Les figures du rire sont innombrables, rappelle le sociologue et anthropologue qui lui a consacré un ouvrage. On peut rire de détresse, de mépris, rire pour remettre quelqu’un à sa place, ou rire dans un contexte raciste ou de harcèlement. Si Arthur Fleck dans le “Joker” souffre de ne pas contrôler ses crises de rire, elles sont pourtant interprétées de toutes ces façons par ceux qu’ils croisent.
“Le fou rire qui nous échappe est extrêmement perturbant. Il apparaît souvent dans des moments de grande tension intérieure”, détaille David Le Breton. À l’image de ce moment du film où celui qui n’est pas encore le Joker monte sur scène pour la première fois pour tester ses blagues devant un public. Ou lorsqu’un soir en rentrant du travail, il assiste à l’agression d’une femme dans le métro.

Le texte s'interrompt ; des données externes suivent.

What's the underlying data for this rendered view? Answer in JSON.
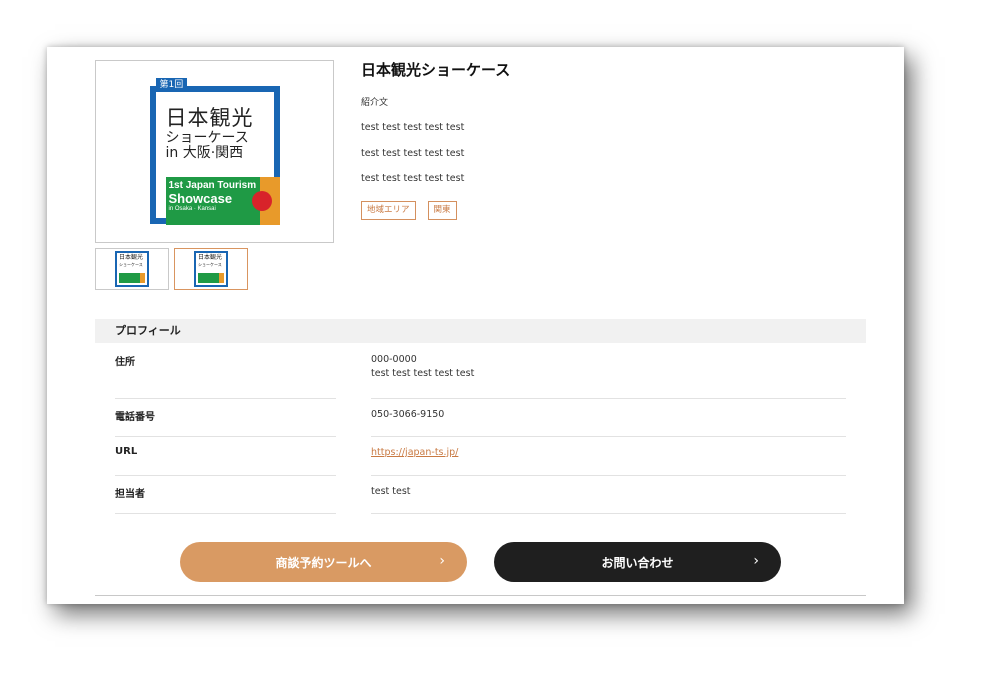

Rire dans une situation qui n’est a priori pas drôle déconcerte totalement ceux qui assistent à cette scène. Et cela est exacerbé lorsque celui qui rit a un maquillage de clown sur le visage. Le grand sourire rouge qui s’affiche sur la figure du personnage incarné par Joaquin Phoenix est une illustration supplémentaire de l’ambivalence du rire.
“Le visage défiguré de Jack Nicholson, qui lui conférait un rictus rieur dans le ‘Batman’ de Tim Burton renvoyait déjà au livre L’Homme qui rit de Victor Hugo”, précise David Le Breton au HuffPost. En effet, dans l’œuvre d’Hugo parue en 1869, Gwynplaine, mutilé enfant par des trafiquants, est sans cesse jugé sur ses traits abîmés, même lorsqu’il siège à la Chambre des lords.
“Cette transformation délibérée du visage pour afficher un air narquois vient perturber profondément les relations sociales, poursuit le sociologue. Les gens éclatent de rire en permanence parce que son visage contredit ce qu’il dit. Ce sourire dans des moments sérieux déconcerte les repères, déconstruit les situations.”
Et il en va de même pour le “Joker” dans cette histoire imaginée avec justesse par Todd Philips, dont le sourire rouge et le masque de clown cachent en fait un homme malade, perdu et en détresse.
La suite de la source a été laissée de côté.